BREATHE | Sheila Kelly

 

You are floating in the swimming pool again.

Your childhood best friend rises like prayer.

 

Freckles gather on your cheeks like ants

on a cracker. You vault between your birth

 

and the blue of god’s good humor, your legs

jack-knifing curlicue openings in clouds. You

 

are a girl in love with floating because your mother

is the wind. This means when you pray, you will

 

always go back to the headlands searching for

the sea-stack broken off in a storm. Your father,

 

drunk, falling down the steps again, his hand

bloody from trying to break into a locked door.

 

Smell of stale beer. Your mother wailing 

through the tarry darkness. So you pray inside

 

clouds again, swan dive to no sound, only filtered

metallic streetlight.
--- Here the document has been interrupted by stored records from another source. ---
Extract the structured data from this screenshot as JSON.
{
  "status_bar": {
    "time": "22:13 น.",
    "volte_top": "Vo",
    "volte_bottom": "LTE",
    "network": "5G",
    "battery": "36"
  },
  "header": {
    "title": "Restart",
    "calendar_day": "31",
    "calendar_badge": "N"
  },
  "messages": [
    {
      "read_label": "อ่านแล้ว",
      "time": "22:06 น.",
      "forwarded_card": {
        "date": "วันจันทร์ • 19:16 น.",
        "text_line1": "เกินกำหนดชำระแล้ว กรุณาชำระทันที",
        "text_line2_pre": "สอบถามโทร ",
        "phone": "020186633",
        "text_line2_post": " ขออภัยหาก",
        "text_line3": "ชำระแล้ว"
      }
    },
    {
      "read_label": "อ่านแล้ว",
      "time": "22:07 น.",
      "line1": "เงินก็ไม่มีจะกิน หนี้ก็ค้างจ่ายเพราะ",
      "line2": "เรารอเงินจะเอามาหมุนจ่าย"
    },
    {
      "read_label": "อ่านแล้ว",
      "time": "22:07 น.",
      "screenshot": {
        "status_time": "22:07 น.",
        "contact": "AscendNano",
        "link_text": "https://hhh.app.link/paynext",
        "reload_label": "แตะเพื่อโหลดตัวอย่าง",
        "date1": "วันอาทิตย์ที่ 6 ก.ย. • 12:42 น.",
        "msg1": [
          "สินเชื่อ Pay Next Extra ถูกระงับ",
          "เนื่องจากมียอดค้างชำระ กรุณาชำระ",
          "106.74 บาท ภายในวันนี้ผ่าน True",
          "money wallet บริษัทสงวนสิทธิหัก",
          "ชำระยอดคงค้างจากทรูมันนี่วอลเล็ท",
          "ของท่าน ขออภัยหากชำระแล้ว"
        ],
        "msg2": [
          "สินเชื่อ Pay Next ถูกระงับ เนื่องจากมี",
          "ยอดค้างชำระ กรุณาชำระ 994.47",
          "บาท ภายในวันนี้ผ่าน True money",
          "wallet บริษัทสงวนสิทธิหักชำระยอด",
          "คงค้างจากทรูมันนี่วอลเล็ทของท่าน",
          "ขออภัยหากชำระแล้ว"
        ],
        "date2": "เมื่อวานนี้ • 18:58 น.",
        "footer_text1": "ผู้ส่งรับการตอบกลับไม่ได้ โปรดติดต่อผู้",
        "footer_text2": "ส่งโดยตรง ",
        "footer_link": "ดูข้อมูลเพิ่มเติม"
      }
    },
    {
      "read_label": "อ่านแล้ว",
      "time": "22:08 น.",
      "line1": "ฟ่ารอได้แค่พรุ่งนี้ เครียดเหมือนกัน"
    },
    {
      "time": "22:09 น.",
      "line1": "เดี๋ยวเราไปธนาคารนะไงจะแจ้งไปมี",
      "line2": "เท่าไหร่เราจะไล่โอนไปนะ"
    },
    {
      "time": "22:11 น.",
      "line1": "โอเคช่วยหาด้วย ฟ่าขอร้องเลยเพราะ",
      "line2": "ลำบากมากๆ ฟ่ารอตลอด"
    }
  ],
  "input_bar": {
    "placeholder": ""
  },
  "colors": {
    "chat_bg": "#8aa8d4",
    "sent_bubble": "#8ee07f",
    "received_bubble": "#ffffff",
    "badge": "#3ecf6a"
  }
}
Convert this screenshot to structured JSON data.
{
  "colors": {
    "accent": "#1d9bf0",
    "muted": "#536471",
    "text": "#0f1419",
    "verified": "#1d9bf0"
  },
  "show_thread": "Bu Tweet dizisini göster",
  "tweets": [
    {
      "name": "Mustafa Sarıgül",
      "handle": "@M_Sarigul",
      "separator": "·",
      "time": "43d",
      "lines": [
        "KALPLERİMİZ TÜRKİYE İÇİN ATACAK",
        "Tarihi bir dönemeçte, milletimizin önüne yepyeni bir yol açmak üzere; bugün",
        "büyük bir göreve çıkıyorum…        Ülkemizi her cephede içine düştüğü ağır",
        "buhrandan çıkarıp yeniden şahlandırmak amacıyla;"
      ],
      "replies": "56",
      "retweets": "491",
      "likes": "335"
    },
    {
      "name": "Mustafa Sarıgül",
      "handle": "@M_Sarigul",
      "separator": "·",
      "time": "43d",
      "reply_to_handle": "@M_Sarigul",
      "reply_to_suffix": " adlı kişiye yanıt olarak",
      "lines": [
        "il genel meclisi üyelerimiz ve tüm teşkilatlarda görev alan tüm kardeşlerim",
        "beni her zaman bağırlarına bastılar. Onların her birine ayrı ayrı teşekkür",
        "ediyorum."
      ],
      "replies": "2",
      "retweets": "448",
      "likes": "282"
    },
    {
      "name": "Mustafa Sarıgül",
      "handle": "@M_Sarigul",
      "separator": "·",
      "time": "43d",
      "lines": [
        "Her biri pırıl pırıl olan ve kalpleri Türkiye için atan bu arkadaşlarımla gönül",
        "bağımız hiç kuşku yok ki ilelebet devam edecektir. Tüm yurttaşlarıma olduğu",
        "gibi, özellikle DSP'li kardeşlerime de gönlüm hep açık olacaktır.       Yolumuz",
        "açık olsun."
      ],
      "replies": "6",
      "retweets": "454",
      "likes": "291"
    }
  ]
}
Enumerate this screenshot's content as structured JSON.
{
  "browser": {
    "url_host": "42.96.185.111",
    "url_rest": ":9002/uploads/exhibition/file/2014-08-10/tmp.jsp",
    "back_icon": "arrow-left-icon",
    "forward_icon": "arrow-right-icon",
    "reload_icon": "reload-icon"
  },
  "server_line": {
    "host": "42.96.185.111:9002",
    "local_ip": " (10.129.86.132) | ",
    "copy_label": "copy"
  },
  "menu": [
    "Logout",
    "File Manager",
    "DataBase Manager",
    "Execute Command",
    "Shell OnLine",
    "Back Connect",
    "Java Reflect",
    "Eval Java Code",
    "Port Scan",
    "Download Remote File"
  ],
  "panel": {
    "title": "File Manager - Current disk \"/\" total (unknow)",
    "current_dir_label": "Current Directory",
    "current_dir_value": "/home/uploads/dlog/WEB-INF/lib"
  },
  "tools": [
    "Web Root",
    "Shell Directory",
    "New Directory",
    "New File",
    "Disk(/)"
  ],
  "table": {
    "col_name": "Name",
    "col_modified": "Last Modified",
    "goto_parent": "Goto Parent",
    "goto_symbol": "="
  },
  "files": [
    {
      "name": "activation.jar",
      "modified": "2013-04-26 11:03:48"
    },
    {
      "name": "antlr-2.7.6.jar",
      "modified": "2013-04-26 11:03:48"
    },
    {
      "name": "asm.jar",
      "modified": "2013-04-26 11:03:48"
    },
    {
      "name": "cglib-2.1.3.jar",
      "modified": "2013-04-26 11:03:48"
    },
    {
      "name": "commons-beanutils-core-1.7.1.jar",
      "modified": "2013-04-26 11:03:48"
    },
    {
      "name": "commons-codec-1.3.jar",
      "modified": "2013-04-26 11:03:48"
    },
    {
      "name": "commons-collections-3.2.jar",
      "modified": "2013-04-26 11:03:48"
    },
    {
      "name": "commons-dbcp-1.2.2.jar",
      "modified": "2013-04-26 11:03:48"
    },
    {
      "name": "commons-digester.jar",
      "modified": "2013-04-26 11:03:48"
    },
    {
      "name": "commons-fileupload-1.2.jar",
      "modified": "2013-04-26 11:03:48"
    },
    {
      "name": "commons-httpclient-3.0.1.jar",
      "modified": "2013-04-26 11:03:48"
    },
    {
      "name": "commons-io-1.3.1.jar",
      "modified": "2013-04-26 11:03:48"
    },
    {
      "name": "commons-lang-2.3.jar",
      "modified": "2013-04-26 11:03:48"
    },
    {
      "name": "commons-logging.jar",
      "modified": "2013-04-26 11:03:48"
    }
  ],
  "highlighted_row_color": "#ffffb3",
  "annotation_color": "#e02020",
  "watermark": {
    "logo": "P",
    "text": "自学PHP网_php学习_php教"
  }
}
She’s still cursing and getting

 

him to bed and you shout to god: Look at me dive,

my launch and flight! & your best friend rises like

 

prayer. She tells you tonight you can put on your

old swimsuit, the one the color of a calm breeze.

 

She is careful, gorgeous — says lives that make us

can kill us. That you can pray for better endings

 

or give up the old prayer. You vault between

your past and the blue of your friend’s eyes. 

 

You are floating in the swimming pool again.

You learn to pray underwater and still breathe.

 

 

Sheila Kelly writes poems and plays and leads generative writing workshops in libraries, community centers, art galleries, and most recently at the University of Pittsburgh’s Osher Lifelong Learning Institute. She is a retired psychotherapist and believes in the healing qualities of undefended speech that poetry invites and that making art is a birthright and not a luxury. Her work has been published in many journals and anthologies, most recently in The Comstock Review, Paterson Literary Review and Pittsburgh Poetry Review.